The rose diagram shows the distribution of swell directions and swell sizes, while the graph at the bottom shows the same thing but without direction information. Five colours show increasing wave sizes. The smallest swells, less than 0.5m (1.5 feet), high are coloured blue. These occurred 35% of the time. Green and yellow represent increasing swell sizes and red illustrates largest swells greater than >3m (>10ft). In either graph, the area of any colour is proportional to how frequently that size swell occurs.

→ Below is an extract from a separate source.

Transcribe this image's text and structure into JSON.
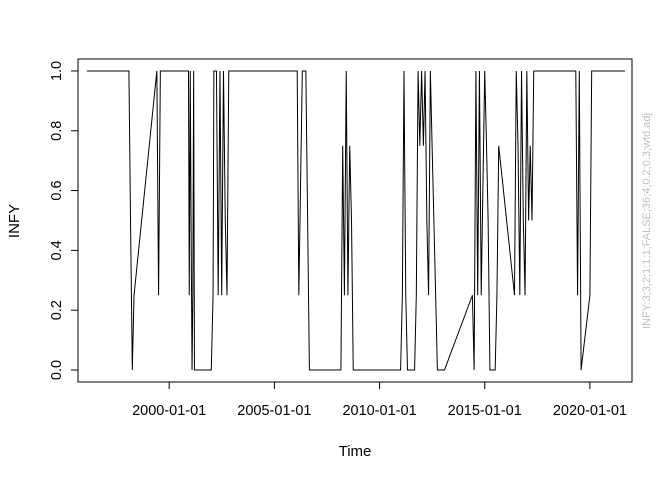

The diagram suggests that the dominant swell direction, shown by the biggest spokes, was WSW, whereas the the most common wind blows from the W. Because the wave model grid is out to sea, sometimes a strong offshore wind blows largest waves away from Aberavon and offshore. We lump these in with the no surf category of the bar chart. To keep it simple we don't show these in the rose plot. Because wind determines whether or not waves are good for surfing at Aberavon, you can load a different image that shows only the swells that were expected to coincide with glassy or offshore wind conditions. In a typical northern hemisphere spring, swells large enough to cause clean enough to surf waves at Aberavon run for about 65% of the time.
IMPORTANT: Beta version feature! Swell heights are open water values from NWW3. There is no attempt to model near-shore effects. Coastal wave heights will generally be less, especially if the break does not have unobstructed exposure to the open ocean.